Flávio Bolsonaro envia defesa escrita à PF em investigação por calúnia contra Lula; entenda o caso
Flávio Bolsonaro se defende por escrito em investigação de suposta calúnia contra Lula
O senador Flávio Bolsonaro apresentou, na manhã desta terça-feira (28), esclarecimentos por escrito à Polícia Federal. O depoimento faz parte do inquérito que apura uma suposta prática de calúnia contra o presidente Luiz Inácio Lula da Silva.

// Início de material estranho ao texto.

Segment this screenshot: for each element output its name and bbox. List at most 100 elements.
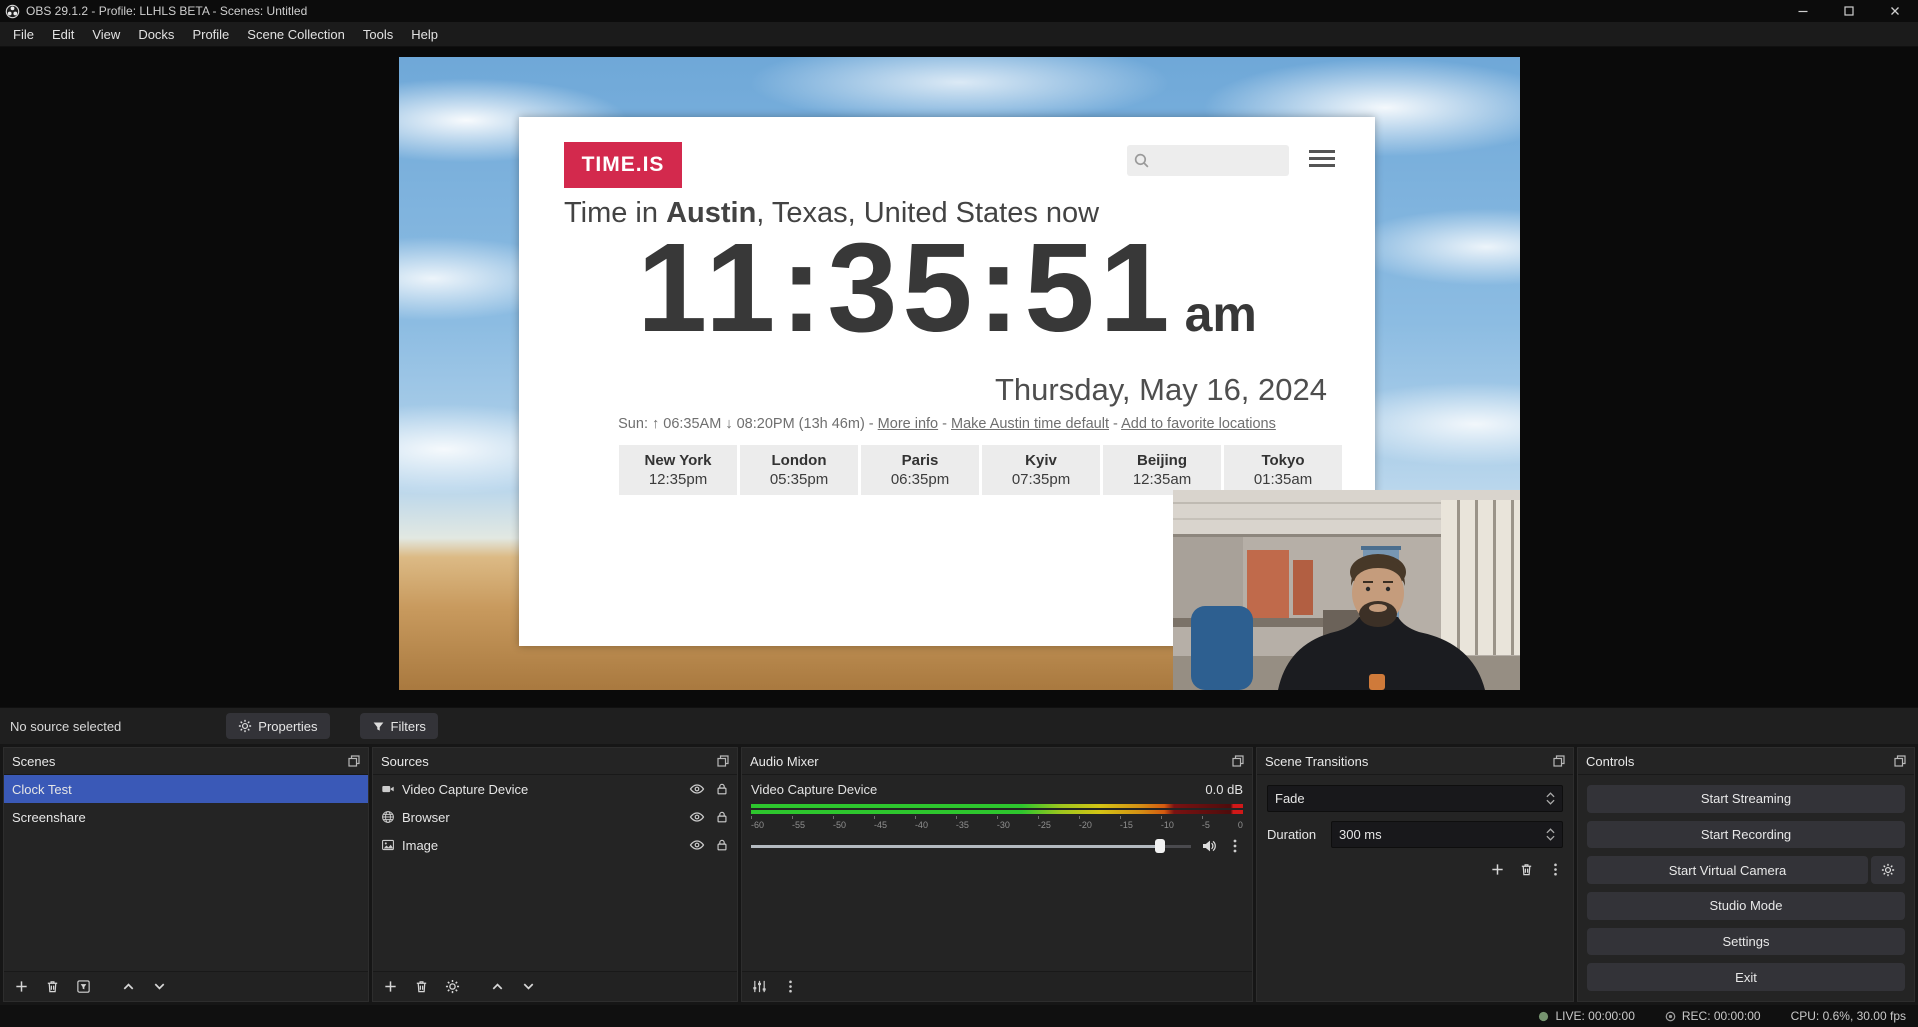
popout-icon[interactable] xyxy=(1894,755,1906,767)
scene-transitions-panel: Scene Transitions Fade Duration 300 ms xyxy=(1256,747,1574,1002)
popout-icon[interactable] xyxy=(1553,755,1565,767)
maximize-button[interactable] xyxy=(1826,0,1872,22)
filters-button[interactable]: Filters xyxy=(360,713,438,739)
duration-increase-button[interactable] xyxy=(1546,828,1555,834)
move-source-down-button[interactable] xyxy=(521,979,536,994)
search-icon xyxy=(1133,152,1150,169)
source-item-image[interactable]: Image xyxy=(373,831,737,859)
advanced-audio-button[interactable] xyxy=(752,979,767,994)
source-properties-button[interactable] xyxy=(445,979,460,994)
lock-toggle-icon[interactable] xyxy=(715,838,729,852)
city-times-row: New York12:35pm London05:35pm Paris06:35… xyxy=(619,445,1342,495)
volume-slider[interactable] xyxy=(751,839,1191,853)
volume-meter: -60-55-50-45-40-35-30-25-20-15-10-50 xyxy=(751,804,1243,830)
gear-icon xyxy=(238,719,252,733)
lock-toggle-icon[interactable] xyxy=(715,782,729,796)
channel-options-button[interactable] xyxy=(1227,838,1243,854)
stream-status-icon xyxy=(1538,1011,1549,1022)
city-cell: Paris06:35pm xyxy=(861,445,979,495)
properties-button[interactable]: Properties xyxy=(226,713,329,739)
remove-transition-button[interactable] xyxy=(1519,862,1534,877)
mixer-channel-name: Video Capture Device xyxy=(751,782,877,797)
hamburger-menu-icon xyxy=(1309,150,1335,167)
menu-profile[interactable]: Profile xyxy=(183,23,238,46)
menu-docks[interactable]: Docks xyxy=(129,23,183,46)
window-title: OBS 29.1.2 - Profile: LLHLS BETA - Scene… xyxy=(26,4,1780,18)
city-cell: Beijing12:35am xyxy=(1103,445,1221,495)
move-scene-down-button[interactable] xyxy=(152,979,167,994)
start-recording-button[interactable]: Start Recording xyxy=(1587,821,1905,849)
menu-view[interactable]: View xyxy=(83,23,129,46)
sources-panel-header[interactable]: Sources xyxy=(373,748,737,775)
scenes-panel: Scenes Clock Test Screenshare xyxy=(3,747,369,1002)
add-transition-button[interactable] xyxy=(1490,862,1505,877)
chevron-down-icon xyxy=(521,979,536,994)
duration-decrease-button[interactable] xyxy=(1546,835,1555,841)
mute-toggle-button[interactable] xyxy=(1201,838,1217,854)
start-streaming-button[interactable]: Start Streaming xyxy=(1587,785,1905,813)
scene-filters-button[interactable] xyxy=(76,979,91,994)
audio-mixer-title: Audio Mixer xyxy=(750,754,819,769)
camera-icon xyxy=(381,782,395,796)
minimize-button[interactable] xyxy=(1780,0,1826,22)
rec-status: REC: 00:00:00 xyxy=(1665,1009,1761,1023)
selected-source-toolbar: No source selected Properties Filters xyxy=(0,707,1918,744)
add-scene-button[interactable] xyxy=(14,979,29,994)
globe-icon xyxy=(381,810,395,824)
virtual-camera-config-button[interactable] xyxy=(1871,856,1905,884)
duration-spinbox[interactable]: 300 ms xyxy=(1331,821,1563,848)
mixer-options-button[interactable] xyxy=(783,979,798,994)
source-item-video-capture[interactable]: Video Capture Device xyxy=(373,775,737,803)
dots-vertical-icon xyxy=(1548,862,1563,877)
video-preview[interactable]: TIME.IS Time in Austin, Texas, United St… xyxy=(399,57,1520,690)
audio-mixer-header[interactable]: Audio Mixer xyxy=(742,748,1252,775)
menu-help[interactable]: Help xyxy=(402,23,447,46)
sources-list: Video Capture Device Browser Image xyxy=(373,775,737,971)
scenes-panel-header[interactable]: Scenes xyxy=(4,748,368,775)
menu-file[interactable]: File xyxy=(4,23,43,46)
titlebar: OBS 29.1.2 - Profile: LLHLS BETA - Scene… xyxy=(0,0,1918,22)
settings-button[interactable]: Settings xyxy=(1587,928,1905,956)
eye-icon xyxy=(689,781,705,797)
live-status: LIVE: 00:00:00 xyxy=(1538,1009,1634,1023)
source-item-browser[interactable]: Browser xyxy=(373,803,737,831)
scene-item-screenshare[interactable]: Screenshare xyxy=(4,803,368,831)
menu-tools[interactable]: Tools xyxy=(354,23,402,46)
popout-icon[interactable] xyxy=(348,755,360,767)
sources-toolbar xyxy=(373,971,737,1001)
menu-scene-collection[interactable]: Scene Collection xyxy=(238,23,354,46)
transition-options-button[interactable] xyxy=(1548,862,1563,877)
transition-select[interactable]: Fade xyxy=(1267,785,1563,812)
chevron-up-icon xyxy=(490,979,505,994)
chevron-down-icon xyxy=(152,979,167,994)
visibility-toggle-icon[interactable] xyxy=(689,809,705,825)
visibility-toggle-icon[interactable] xyxy=(689,781,705,797)
remove-scene-button[interactable] xyxy=(45,979,60,994)
eye-icon xyxy=(689,837,705,853)
gear-icon xyxy=(445,979,460,994)
city-cell: Kyiv07:35pm xyxy=(982,445,1100,495)
popout-icon[interactable] xyxy=(717,755,729,767)
mixer-channel: Video Capture Device 0.0 dB -60-55-50-45… xyxy=(742,775,1252,971)
controls-panel-header[interactable]: Controls xyxy=(1578,748,1914,775)
record-status-icon xyxy=(1665,1011,1676,1022)
gear-icon xyxy=(1881,863,1895,877)
start-virtual-camera-button[interactable]: Start Virtual Camera xyxy=(1587,856,1868,884)
add-source-button[interactable] xyxy=(383,979,398,994)
dots-vertical-icon xyxy=(1227,838,1243,854)
transitions-panel-header[interactable]: Scene Transitions xyxy=(1257,748,1573,775)
scene-item-clock-test[interactable]: Clock Test xyxy=(4,775,368,803)
move-scene-up-button[interactable] xyxy=(121,979,136,994)
exit-button[interactable]: Exit xyxy=(1587,963,1905,991)
volume-slider-handle[interactable] xyxy=(1155,839,1165,853)
duration-label: Duration xyxy=(1267,827,1323,842)
lock-toggle-icon[interactable] xyxy=(715,810,729,824)
clock-time: 11:35:51 xyxy=(637,217,1174,358)
move-source-up-button[interactable] xyxy=(490,979,505,994)
close-button[interactable] xyxy=(1872,0,1918,22)
studio-mode-button[interactable]: Studio Mode xyxy=(1587,892,1905,920)
menu-edit[interactable]: Edit xyxy=(43,23,83,46)
remove-source-button[interactable] xyxy=(414,979,429,994)
popout-icon[interactable] xyxy=(1232,755,1244,767)
visibility-toggle-icon[interactable] xyxy=(689,837,705,853)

A manifestação escrita foi uma alternativa à presença pessoal do senador, que havia sido determinada pelo ministro Alexandre de Moraes, relator do caso no Supremo Tribunal Federal. A informação foi divulgada pela coluna de Malu Gaspar, no jornal O Globo.
A investigação teve início após uma publicação de Flávio Bolsonaro na rede social X, em janeiro deste ano. Na postagem, o senador associou o presidente Lula a crimes como tráfico internacional de drogas e armas, além de lavagem de dinheiro. A mensagem surgiu no contexto da prisão do presidente da Venezuela, Nicolás Maduro, por militares norte-americanos.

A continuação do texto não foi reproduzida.